Quite frankly, after what happened at the end of the football season, one can only imagine that there will be no coaching changes in any sport following the 2015-16 school year.

It appeared as if LSU men’s basketball coach Johnny Jones was on the hot seat after failing to make the NCAA Tournament. However, Alleva announced last week Jones would remain as LSU’s head basketball coach.

Jones and his predecessors’ teams have consistently underachieved, while the football and baseball programs, both of which have produced more successful seasons this century, are seemingly always heavily criticized, held to a higher standard and live under a microscope.

Granted, LSU basketball is not a powerhouse program in the same vein as football and baseball in terms of putting LSU on the athletic map, but shouldn’t there be a consistent grading scale across the board for all coaches?

The sport they are coaching shouldn’t matter, but a criteria consisting of a coach’s record, current season versus previous season and postseason success/appearances would be a good start.

Miles just finished his 11th season at the helm of LSU’s football program, and over those 11 years the football program has averaged 10 wins per year. With 112 victories during that timeframe, LSU has won more games than any other program in the SEC since 2005. In 11 years with the Tigers, Miles is the second-winningest coach in school history in both overall wins (112) and in SEC regular season victories (63).

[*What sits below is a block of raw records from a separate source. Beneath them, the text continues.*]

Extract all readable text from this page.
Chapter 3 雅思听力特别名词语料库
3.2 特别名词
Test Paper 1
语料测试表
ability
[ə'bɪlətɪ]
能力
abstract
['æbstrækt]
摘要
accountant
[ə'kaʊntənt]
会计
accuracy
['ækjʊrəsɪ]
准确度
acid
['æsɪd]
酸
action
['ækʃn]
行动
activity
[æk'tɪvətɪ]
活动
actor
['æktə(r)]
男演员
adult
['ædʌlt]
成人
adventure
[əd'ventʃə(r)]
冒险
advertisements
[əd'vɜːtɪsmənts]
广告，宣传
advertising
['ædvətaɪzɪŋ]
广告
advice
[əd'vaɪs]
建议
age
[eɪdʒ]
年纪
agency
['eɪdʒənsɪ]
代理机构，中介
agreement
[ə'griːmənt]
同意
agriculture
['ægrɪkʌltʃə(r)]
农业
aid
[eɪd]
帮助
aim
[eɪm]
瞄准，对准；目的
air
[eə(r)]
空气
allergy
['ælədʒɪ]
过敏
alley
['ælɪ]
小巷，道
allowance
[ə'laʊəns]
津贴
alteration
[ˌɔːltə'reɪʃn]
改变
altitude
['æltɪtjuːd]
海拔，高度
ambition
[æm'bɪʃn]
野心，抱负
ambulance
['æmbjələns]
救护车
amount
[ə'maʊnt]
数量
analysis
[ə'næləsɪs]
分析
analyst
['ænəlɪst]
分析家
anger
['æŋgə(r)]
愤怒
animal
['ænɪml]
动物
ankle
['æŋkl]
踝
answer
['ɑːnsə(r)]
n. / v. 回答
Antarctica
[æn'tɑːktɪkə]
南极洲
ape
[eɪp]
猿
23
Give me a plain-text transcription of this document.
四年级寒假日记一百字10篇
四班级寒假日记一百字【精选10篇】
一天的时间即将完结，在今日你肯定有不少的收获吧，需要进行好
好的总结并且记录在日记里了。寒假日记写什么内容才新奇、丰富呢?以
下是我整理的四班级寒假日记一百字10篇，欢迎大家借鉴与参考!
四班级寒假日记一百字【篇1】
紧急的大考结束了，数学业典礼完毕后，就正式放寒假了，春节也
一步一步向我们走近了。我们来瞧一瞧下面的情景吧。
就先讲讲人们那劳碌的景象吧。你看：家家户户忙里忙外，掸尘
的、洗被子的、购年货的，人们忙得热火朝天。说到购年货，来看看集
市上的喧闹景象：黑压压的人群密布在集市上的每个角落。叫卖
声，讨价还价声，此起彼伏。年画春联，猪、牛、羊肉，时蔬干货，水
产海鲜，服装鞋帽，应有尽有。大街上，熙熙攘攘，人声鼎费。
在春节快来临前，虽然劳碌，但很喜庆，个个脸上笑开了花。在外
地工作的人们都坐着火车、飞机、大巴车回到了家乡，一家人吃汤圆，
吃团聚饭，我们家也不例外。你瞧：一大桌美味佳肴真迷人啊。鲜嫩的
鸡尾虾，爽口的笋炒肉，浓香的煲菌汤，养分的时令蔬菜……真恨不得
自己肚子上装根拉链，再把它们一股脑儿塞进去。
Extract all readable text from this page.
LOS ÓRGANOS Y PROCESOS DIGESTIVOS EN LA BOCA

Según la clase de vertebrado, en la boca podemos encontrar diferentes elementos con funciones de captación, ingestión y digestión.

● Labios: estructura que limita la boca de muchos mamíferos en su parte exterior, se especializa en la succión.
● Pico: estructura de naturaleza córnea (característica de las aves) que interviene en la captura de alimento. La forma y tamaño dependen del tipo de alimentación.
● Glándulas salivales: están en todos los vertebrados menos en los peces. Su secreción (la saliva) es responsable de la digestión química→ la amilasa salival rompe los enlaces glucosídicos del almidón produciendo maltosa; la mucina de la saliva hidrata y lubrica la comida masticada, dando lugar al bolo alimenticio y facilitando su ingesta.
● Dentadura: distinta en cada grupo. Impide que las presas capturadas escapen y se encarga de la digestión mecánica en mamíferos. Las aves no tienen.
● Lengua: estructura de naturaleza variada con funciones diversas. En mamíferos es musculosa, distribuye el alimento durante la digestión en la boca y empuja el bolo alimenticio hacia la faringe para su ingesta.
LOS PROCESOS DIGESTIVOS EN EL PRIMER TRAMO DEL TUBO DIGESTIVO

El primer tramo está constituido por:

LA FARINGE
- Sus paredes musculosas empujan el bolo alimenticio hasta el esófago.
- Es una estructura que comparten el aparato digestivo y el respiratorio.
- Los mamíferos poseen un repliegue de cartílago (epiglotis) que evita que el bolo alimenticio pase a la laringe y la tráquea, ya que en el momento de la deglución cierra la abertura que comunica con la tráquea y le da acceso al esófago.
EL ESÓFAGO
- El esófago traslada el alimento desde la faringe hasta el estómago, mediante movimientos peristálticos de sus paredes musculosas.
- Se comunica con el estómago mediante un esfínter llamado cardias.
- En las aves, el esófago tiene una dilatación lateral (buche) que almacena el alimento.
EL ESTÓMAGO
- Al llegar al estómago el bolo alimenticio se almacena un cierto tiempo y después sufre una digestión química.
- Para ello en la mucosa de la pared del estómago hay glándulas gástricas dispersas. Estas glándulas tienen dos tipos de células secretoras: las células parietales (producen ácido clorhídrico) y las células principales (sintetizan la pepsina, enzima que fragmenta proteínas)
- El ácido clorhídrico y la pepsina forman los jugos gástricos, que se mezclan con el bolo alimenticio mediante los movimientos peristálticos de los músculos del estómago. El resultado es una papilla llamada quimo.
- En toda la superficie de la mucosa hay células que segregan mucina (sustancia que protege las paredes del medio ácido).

In that same timespan, the men’s basketball program has been through three coaches: John Brady from 1997-08, Trent Jones from 2009-12 and currently Jones who just finished his fourth season.

To be fair and to match the Miles era, we will only look at the success, or lack thereof, from 2005 to present. In that 11-year span the men’s basketball program made the Final Four in 2006, won the SEC Championship in 2006 and 2009 and have appeared in a total of three NCAA Tournaments in 2006, 2009 and 2015. Jones record over his four seasons has been 80-51 while the program’s record since 2005 has a record of 204-157.

Look across the street at to the LSU football program, and one can see the football Tigers play in the hardest conference in the nation, a conference that won eight of the last ten national championships.

In basketball the SEC usually ranks near the bottom of the Power Five conferences in terms of conference strength, with Kentucky serving as the only consistent a powerhouse program.

It’s understandable to have a down season, but it’s time to get realistic. Because of the conference the LSU football team plays in and the grueling opponents on the schedule, a ten-win season is not bad. In fact, it usually guarantees the team a spot in the final top-25 rankings and a well-respected bowl game.

Until college football adopted the playoff format in 2014, the BCS Championship Game participants were decided by wacky computer formulas. With the College Football Playoff at least four teams are given the chance to win it all in January.

In college basketball 68 teams have made the NCAA Tournament since 2011. This is a much bigger pool of teams that has a chance to compete for the national championship. Essentially not making the Big Dance in this era of college basketball means you are not one of the top 68 teams in the nation.

With the talent in the state of Louisiana and the extremely weak SEC, there is no reason for the basketball program to be failing to make the NCAA Tournament.

Even with basketball taking a back seat to football and baseball, the lack of improvement from year to year and no consistency of appearing in the NCAA Tournaments cannot continue.

The LSU football team not competing for a SEC West title and ultimately a CFP spot, and the LSU baseball team not making it to a Super Regional and ultimately to the College World Series in Omaha are viewed as failed seasons by the majority of the Tiger fan base.

The LSU basketball team missing the NCAA Tournament in basketball should be viewed as a failure that cannot continue. It’s time for LSU to start being competitive in all the three major sports, not just two played in Death Valley and Alex Box Stadium.